Michael Gross (Director Classic Trader Auctions) stellt im Gespräch mit dem OCC-Magazin seine persönlichen Auktions-Highlights vor.

Skurrile Form, die an eine Mischung aus Rikscha und Sandmännchen-Mobil erinnert: Puch LARO 125, außergewöhnlicher Lastenroller aus dem Jahr 1956 mit 5 PS. Schätzwert: 4.500 € - 6.500 €.

Skurrile Form, die an eine Mischung aus Rikscha und Sandmännchen-Mobil erinnert: Puch LARO 125, außergewöhnlicher Lastenroller aus dem Jahr 1956 mit 5 PS. Schätzwert: 4.500 € - 6.500 €.

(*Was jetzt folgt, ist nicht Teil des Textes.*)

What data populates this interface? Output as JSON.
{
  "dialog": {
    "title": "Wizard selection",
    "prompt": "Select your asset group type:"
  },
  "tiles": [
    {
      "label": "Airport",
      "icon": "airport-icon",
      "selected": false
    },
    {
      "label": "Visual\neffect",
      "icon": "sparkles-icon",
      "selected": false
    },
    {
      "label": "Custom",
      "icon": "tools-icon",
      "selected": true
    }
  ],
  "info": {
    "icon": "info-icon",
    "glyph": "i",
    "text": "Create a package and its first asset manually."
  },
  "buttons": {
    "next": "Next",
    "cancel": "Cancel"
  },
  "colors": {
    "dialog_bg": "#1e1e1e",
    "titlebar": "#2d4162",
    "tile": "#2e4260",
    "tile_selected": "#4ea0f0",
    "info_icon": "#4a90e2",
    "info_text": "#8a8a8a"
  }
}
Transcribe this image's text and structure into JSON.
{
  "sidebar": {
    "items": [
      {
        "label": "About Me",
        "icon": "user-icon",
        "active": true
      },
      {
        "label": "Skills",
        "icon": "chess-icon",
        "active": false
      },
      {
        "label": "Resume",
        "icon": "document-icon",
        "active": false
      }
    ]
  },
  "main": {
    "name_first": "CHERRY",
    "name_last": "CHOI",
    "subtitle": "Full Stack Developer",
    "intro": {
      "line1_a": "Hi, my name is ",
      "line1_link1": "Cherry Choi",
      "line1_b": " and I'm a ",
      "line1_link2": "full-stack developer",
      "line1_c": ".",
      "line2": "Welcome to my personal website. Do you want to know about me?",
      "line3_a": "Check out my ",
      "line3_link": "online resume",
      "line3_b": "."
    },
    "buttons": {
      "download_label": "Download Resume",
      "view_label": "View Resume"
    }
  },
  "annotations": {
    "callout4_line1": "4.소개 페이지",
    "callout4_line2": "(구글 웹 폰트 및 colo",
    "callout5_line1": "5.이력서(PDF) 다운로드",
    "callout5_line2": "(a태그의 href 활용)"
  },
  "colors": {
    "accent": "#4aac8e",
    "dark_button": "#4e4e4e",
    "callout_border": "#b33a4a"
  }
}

Ein Uhrmacher gründet ein Museum

Doch zunächst der Hintergrund der Versteigerung. Wem gehörte die Sammlung? Dem Villacher Unternehmer Rudolf Pirker (Foto). Er war mit 21 Jahren Österreichs jüngster Uhrmachermeister und machte sich 1967 mit einem Juweliergeschäft selbstständig. Seine Leidenschaft gehörte dem Sammeln von alten Uhren, Oldtimern, Radios und Rollern. 1987 gründete er in Villach das an der Draupromenade gelegene Oldtimermuseum, 2007 zog das Museum nach Villach-Zauchen um. Im Jahr 2021 verstarb Rudolf Pirker im Alter von 84 Jahren. Sein Sohn fand keinen Nachfolger für das Museum, das Gebäude wurde österreichichen Medienberichten zufolge an den Betreiber eines Autohauses verpachtet. Die „Villach-Collection“ umfasst 35 Automobile und 166 Zweiräder.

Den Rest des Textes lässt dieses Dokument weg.